Walmart has vowed to “stop keeping personal care products designed for people of color in locked display cases,” Reuters reported on Thursday, “after the practice drew flak online with many saying it suggested customers for these products cannot be trusted.” In a statement this week, the retail titan said, “We have made the decision to discontinue placing multicultural hair care and beauty products in locked cases,” confirming that the practice was in place in approximately a dozen of its nearly 5,000 stores across the U.S. to deter theft. 

“The criticism of the retailer comes at a time when the U.S. has been rocked by protests against racial discrimination, following the killing of an unarmed black man, George Floyd, on May 25,” the publication reported, but it is worth noting that the backlash against Walmart predates recent unrest. In fact, Walmart, which maintains the title of the world’s largest physical retailer with sales of $514.4 billion in 2019, was sued in March 2018 for allegedly locking “hair and body products meant for African-Americans … behind glass shelves and segregating [them] from products for non African-Americans.”

In her complaint, which was filed in a California State court, Southern California-based Essie Grundy claimed that Walmart ran afoul of the Unruh Civil Rights Act and California’s Business and Professions Code, the latter of which prohibits any “unlawful, unfair or fraudulent business act or practice,” by systematically “singling [consumers] out because of their race.” 

The case appears to have ultimately settled out of court (after being removed to federal court), with counsel for Grundy filing a joint stipulation to voluntarily dismiss the case in November 2019. However, before the parties quietly resolved the matter in a confidential capacity (Grundy was seeking monetary damages and a court order to permanently enjoin Walmart from “denying full access to consumer products for African-Americans by unlocking products from glass cases/boxes and/or displaying them in [a dissimilar] manner as non-African-American products”), Walmart was publicly called out by identical claims from another consumer. 

In August 2019, Jasmine Saunders accused the retailer of allegedly separating products at another one of its California locations. In order to access an array of cosmetics and beauty products marketed exclusively to Black men and women, store-goers need assistance from a Walmart employee, Jasmine Saunderstold NBC of her experience at a Walmart store in Riverside, California. After a customer makes his/her selection from the locked case, Saunders asserted that “a Walmart employee walks the items to the front of the store to be held until they are purchased,” thereby, further serving to alienate Black customers.

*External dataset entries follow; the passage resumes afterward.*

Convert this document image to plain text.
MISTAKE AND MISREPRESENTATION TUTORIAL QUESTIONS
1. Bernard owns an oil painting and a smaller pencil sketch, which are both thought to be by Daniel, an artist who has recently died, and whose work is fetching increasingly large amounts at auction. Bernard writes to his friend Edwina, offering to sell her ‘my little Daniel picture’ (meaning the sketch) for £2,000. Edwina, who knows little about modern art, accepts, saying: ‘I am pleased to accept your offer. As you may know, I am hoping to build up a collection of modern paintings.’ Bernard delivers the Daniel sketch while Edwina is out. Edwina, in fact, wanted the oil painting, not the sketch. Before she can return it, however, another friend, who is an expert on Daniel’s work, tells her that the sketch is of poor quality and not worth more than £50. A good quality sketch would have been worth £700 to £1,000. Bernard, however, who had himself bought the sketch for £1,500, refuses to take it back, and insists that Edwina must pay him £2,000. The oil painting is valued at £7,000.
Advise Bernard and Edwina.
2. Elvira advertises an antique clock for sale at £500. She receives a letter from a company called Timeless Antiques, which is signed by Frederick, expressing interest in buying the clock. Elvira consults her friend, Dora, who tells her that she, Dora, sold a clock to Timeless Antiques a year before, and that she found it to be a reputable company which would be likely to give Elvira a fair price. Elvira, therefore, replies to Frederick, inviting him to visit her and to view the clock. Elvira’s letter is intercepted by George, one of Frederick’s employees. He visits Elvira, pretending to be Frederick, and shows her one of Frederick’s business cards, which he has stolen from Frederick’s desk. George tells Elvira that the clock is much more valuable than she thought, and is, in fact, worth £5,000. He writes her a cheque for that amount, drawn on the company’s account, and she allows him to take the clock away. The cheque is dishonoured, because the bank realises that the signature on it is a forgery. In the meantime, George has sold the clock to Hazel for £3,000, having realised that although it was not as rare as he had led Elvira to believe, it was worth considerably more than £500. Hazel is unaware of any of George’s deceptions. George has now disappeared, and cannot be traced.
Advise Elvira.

A spokesman for Walmart said at the time that the company does not tolerate discrimination of any kind in its stores and that “certain items are kept locked up for security reasons because they are more likely to be stolen.” 

This week, the company stated, “We’re sensitive to the issue and understand the concerns raised by our customers and members of the community.” 

UPDATED (June 12, 2020): “Drugstore chain CVS Health Corp joined Walmart in announcing it will stop keeping beauty and personal care products designed for people of color in locked display cases, after the practice drew criticism online,” Reuters reported. “We have a firm-nondiscrimination policy that applies to all aspects of our business and our product protection measures have never been based on the race or ethnicity of our customers,” CVS said in a statement, asserting that its “product protection measures have never been based on the race or ethnicity of our customers.” The company also stated that it has expanded its stock of products that “appeal to communities of color” by 35 percent over the past year.

At the same time, Walgreens Boots Alliance Inc., which owns Walgreens and Duane Reade, as well as Boots, an international chain, similarly stated that it will stop employing such measures in its sweeping network of stores.